Tra Italia e Svizzera ci sono però alcune differenze. Se a Ginevra è la Swiss Philanthropy Foundation a essere titolare dei conti correnti destinati ai progetti filantropici, in Italia chi si rivolge alla Fondazione Lang apre un fondo filantropico e continua a fare affidamento sul proprio gestore di riferimento. “Certamente, rimane importante vigilare sul fondo affinchè sia gestito correttamente. Noi ci occupiamo direttamente della destinazione delle risorse economiche ai differenti progetti sul territorio ”, precisa Martina.
“Vista la missione filantropica della fondazione – le fa eco Grassi – vogliamo una gestione che sia equilibrata per minimizzare i rischi. Non incoraggiamo profili aggressivi o troppo dinamici. Lo scopo non è quello di perdere soldi negli investimenti, ma di dedicarli alla causa filantropica”.
Cambiano i filantropi, cambia la filantropia
Ad alcuni filantropi donare non basta più. Come nel proverbio cinese secondo cui è meglio insegnare come essere sostenibili nel tempo, piuttosto che estinguere un singolo bisogno, il filantropo di oggi si mette in gioco attivamente per garantire il futuro dell’ente che sostiene. “Alcuni soggetti cominciano ad associare alla logica del grant (donazione) un’ottica di investimento finanziario (impact investing).
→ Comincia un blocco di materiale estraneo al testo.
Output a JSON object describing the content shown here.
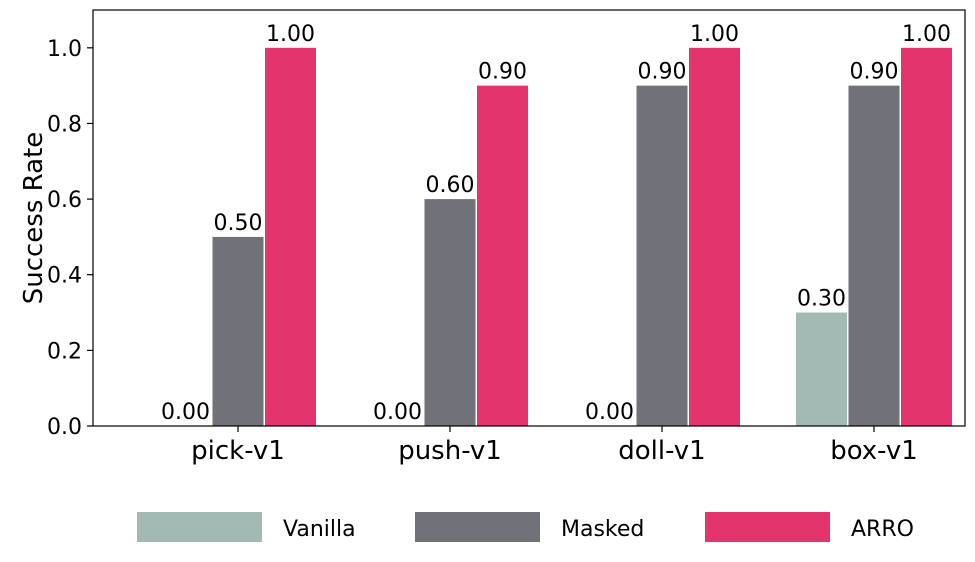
{
  "chart_data": {
    "type": "bar",
    "categories": [
      "pick-v1",
      "push-v1",
      "doll-v1",
      "box-v1"
    ],
    "series": [
      {
        "name": "Vanilla",
        "color": "#a3bab4",
        "values": [
          0.0,
          0.0,
          0.0,
          0.3
        ]
      },
      {
        "name": "Masked",
        "color": "#71717a",
        "values": [
          0.5,
          0.6,
          0.9,
          0.9
        ]
      },
      {
        "name": "ARRO",
        "color": "#e3346d",
        "values": [
          1.0,
          0.9,
          1.0,
          1.0
        ]
      }
    ],
    "data_labels": [
      [
        "0.00",
        "0.50",
        "1.00"
      ],
      [
        "0.00",
        "0.60",
        "0.90"
      ],
      [
        "0.00",
        "0.90",
        "1.00"
      ],
      [
        "0.30",
        "0.90",
        "1.00"
      ]
    ],
    "xlabel": "",
    "ylabel": "Success Rate",
    "ylim": [
      0,
      1.1
    ],
    "yticks": [
      0.0,
      0.2,
      0.4,
      0.6,
      0.8,
      1.0
    ],
    "ytick_labels": [
      "0.0",
      "0.2",
      "0.4",
      "0.6",
      "0.8",
      "1.0"
    ],
    "grid": false,
    "legend_position": "bottom"
  }
}
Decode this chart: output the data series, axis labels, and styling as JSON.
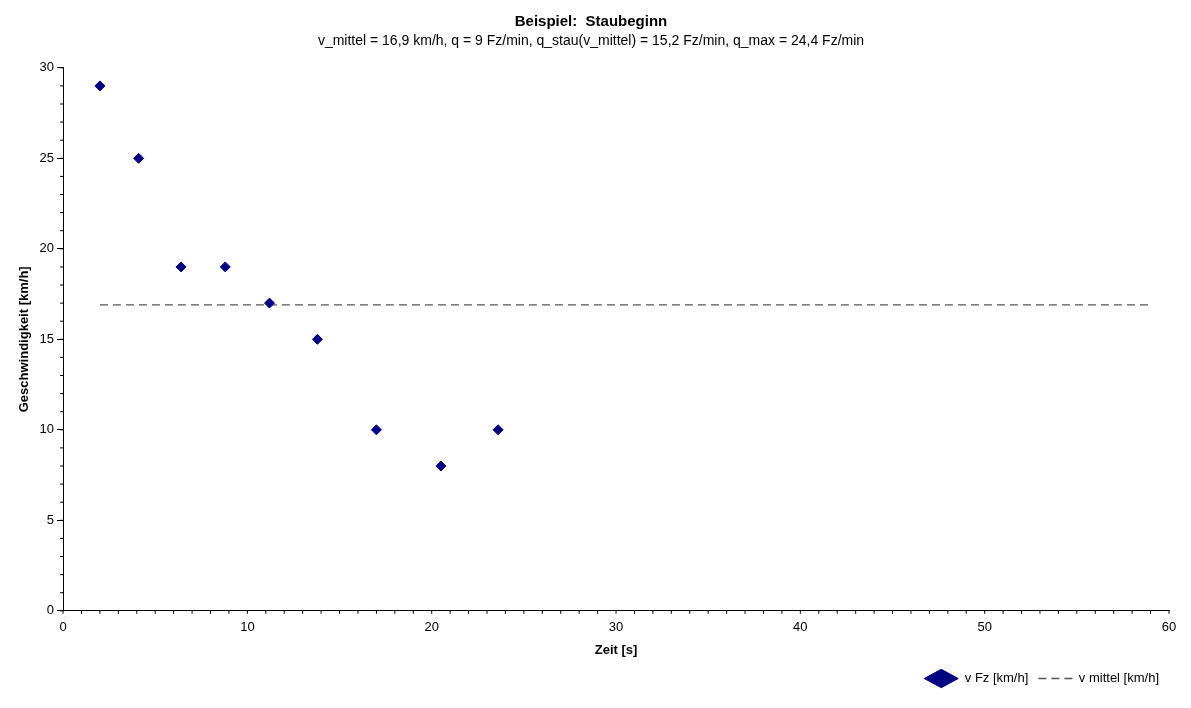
{
  "chart_data": {
    "type": "scatter",
    "title": "Beispiel:  Staubeginn",
    "subtitle": "v_mittel = 16,9 km/h, q = 9 Fz/min, q_stau(v_mittel) = 15,2 Fz/min, q_max = 24,4 Fz/min",
    "xlabel": "Zeit [s]",
    "ylabel": "Geschwindigkeit [km/h]",
    "series": [
      {
        "name": "v Fz [km/h]",
        "type": "scatter",
        "color": "#000080",
        "marker": "diamond",
        "x": [
          2.0,
          4.1,
          6.4,
          8.8,
          11.2,
          13.8,
          17.0,
          20.5,
          23.6
        ],
        "values": [
          29,
          25,
          19,
          19,
          17,
          15,
          10,
          8,
          10
        ]
      },
      {
        "name": "v mittel [km/h]",
        "type": "line",
        "color": "#555555",
        "marker": "none",
        "line_style": "dashed",
        "x": [
          2,
          59
        ],
        "values": [
          16.9,
          16.9
        ]
      }
    ],
    "xlim": [
      0,
      60
    ],
    "xticks": [
      0,
      10,
      20,
      30,
      40,
      50,
      60
    ],
    "ylim": [
      0,
      30
    ],
    "yticks": [
      0,
      5,
      10,
      15,
      20,
      25,
      30
    ],
    "grid": false,
    "legend": "bottom right"
  }
}
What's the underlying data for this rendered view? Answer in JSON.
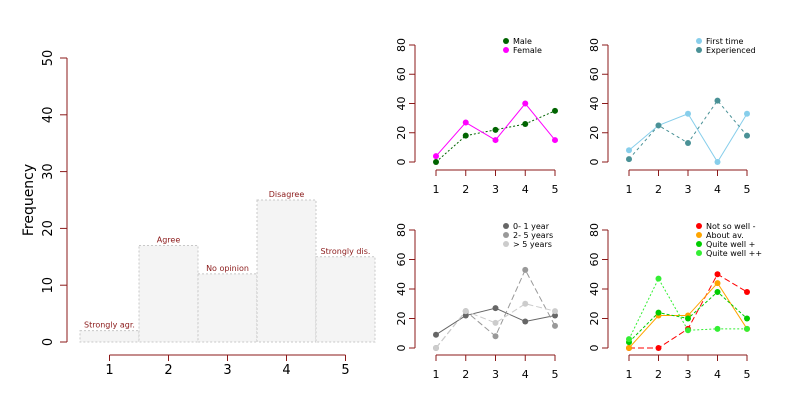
{
  "colors": {
    "axis": "#8b1a1a",
    "text": "#000000",
    "bar_label": "#8b1a1a",
    "bar_fill": "#f4f4f4",
    "bar_stroke": "#c8c8c8"
  },
  "chart_data": [
    {
      "type": "bar",
      "title": "",
      "xlabel": "",
      "ylabel": "Frequency",
      "categories": [
        "1",
        "2",
        "3",
        "4",
        "5"
      ],
      "bar_labels": [
        "Strongly agr.",
        "Agree",
        "No opinion",
        "Disagree",
        "Strongly dis."
      ],
      "values": [
        2,
        17,
        12,
        25,
        15
      ],
      "ylim": [
        0,
        50
      ],
      "yticks": [
        0,
        10,
        20,
        30,
        40,
        50
      ],
      "grid": false
    },
    {
      "type": "line",
      "x": [
        1,
        2,
        3,
        4,
        5
      ],
      "ylim": [
        0,
        80
      ],
      "yticks": [
        0,
        20,
        40,
        60,
        80
      ],
      "legend_position": "top-right",
      "series": [
        {
          "name": "Male",
          "values": [
            0,
            18,
            22,
            26,
            35
          ],
          "color": "#006400",
          "dash": "2,2"
        },
        {
          "name": "Female",
          "values": [
            4,
            27,
            15,
            40,
            15
          ],
          "color": "#ff00ff",
          "dash": ""
        }
      ]
    },
    {
      "type": "line",
      "x": [
        1,
        2,
        3,
        4,
        5
      ],
      "ylim": [
        0,
        80
      ],
      "yticks": [
        0,
        20,
        40,
        60,
        80
      ],
      "legend_position": "top-right",
      "series": [
        {
          "name": "First time",
          "values": [
            8,
            25,
            33,
            0,
            33
          ],
          "color": "#87ceeb",
          "dash": ""
        },
        {
          "name": "Experienced",
          "values": [
            2,
            25,
            13,
            42,
            18
          ],
          "color": "#4a9196",
          "dash": "3,3"
        }
      ]
    },
    {
      "type": "line",
      "x": [
        1,
        2,
        3,
        4,
        5
      ],
      "ylim": [
        0,
        80
      ],
      "yticks": [
        0,
        20,
        40,
        60,
        80
      ],
      "legend_position": "top-right",
      "series": [
        {
          "name": "0- 1 year",
          "values": [
            9,
            22,
            27,
            18,
            22
          ],
          "color": "#666666",
          "dash": ""
        },
        {
          "name": "2- 5 years",
          "values": [
            0,
            25,
            8,
            53,
            15
          ],
          "color": "#999999",
          "dash": "6,3"
        },
        {
          "name": "> 5 years",
          "values": [
            0,
            25,
            17,
            30,
            25
          ],
          "color": "#cccccc",
          "dash": "6,3"
        }
      ]
    },
    {
      "type": "line",
      "x": [
        1,
        2,
        3,
        4,
        5
      ],
      "ylim": [
        0,
        80
      ],
      "yticks": [
        0,
        20,
        40,
        60,
        80
      ],
      "legend_position": "top-right",
      "series": [
        {
          "name": "Not so well -",
          "values": [
            0,
            0,
            13,
            50,
            38
          ],
          "color": "#ff0000",
          "dash": "6,3"
        },
        {
          "name": "About av.",
          "values": [
            0,
            22,
            22,
            44,
            13
          ],
          "color": "#ffa500",
          "dash": ""
        },
        {
          "name": "Quite well +",
          "values": [
            4,
            24,
            20,
            38,
            20
          ],
          "color": "#00cc00",
          "dash": "3,2"
        },
        {
          "name": "Quite well ++",
          "values": [
            6,
            47,
            12,
            13,
            13
          ],
          "color": "#33ee33",
          "dash": "2,2"
        }
      ]
    }
  ]
}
Al classico ingrediente del dono, si aggiunge quello del finanziamento: dare qualcosa auspicando che un giorno – dopo aver contribuito alla crescita di una realtà che si vuole sostenere – possa tornare indietro per essere nuovamente investito in altre realtà”, spiega Martina.
L’evoluzione del profilo dei donatori, insieme al diffondersi dei nuovi strumenti (come i Daf) ha portato a un diverso approccio al dono. È nata la cosiddetta filantropia strategica, un sistema per trasformare le donazioni in veri e propri investimenti e un modo per concentrare i contributi privati in progetti integrati e farne un moltiplicatore per mobilitare energie e risorse. Il nuovo filantropo vuole dare vita a un autentico motore di miglioramento sociale.
“Tutto parte dal desidero del filantropo di voler verificare se effettivamente attraverso il suo operare si è generato un cambiamento”, afferma Martina. “Non è detto che servano solo risorse di tipo monetario per generare un effettivo cambiamento sociale. L’ente che si sostiene può avere bisogno di colmare alcuni gap dal punto di vista dell’organizzazione interna, oppure di network, o nel recruitment delle persone ecc. Nella filantropia strategica si prendono in considerazione tutti questi aspetti per far sì che la realtà si rafforzi al meglio”.
Per garantire a loro volta maggiori benefici a enti e donatori europei, le fondazioni del Vecchio continente hanno costituito una rete transnazionale. Della Transational Giving Europe fanno parte sia la Fondazione Lang che la Swiss Philanthropy Foundation. “La rete oggi riunisce 21 membri”, ricorda Grassi. “Per noi – spiega – è un grande vantaggio: permette di confrontarsi rispetto alle best practices e alle tendenze del settore filantropico in Europa.
I donatori poi riescono a realizzare più agevolmente i propri progetti filantropici in Europa”. Attraverso il network TGE, sono transitati a livello europeo 13 milioni di euro, ai quali ha contribuito anche Fondazione Lang. Per Grassi, un ulteriore incentivo a una filantropia senza confini potrebbe venire dalle istituzioni: “Credo che dei messaggi istituzionali forti – insieme a una buona informazione – possano aiutare a far capire ciò che questa filantropia europea permette di costruire insieme”.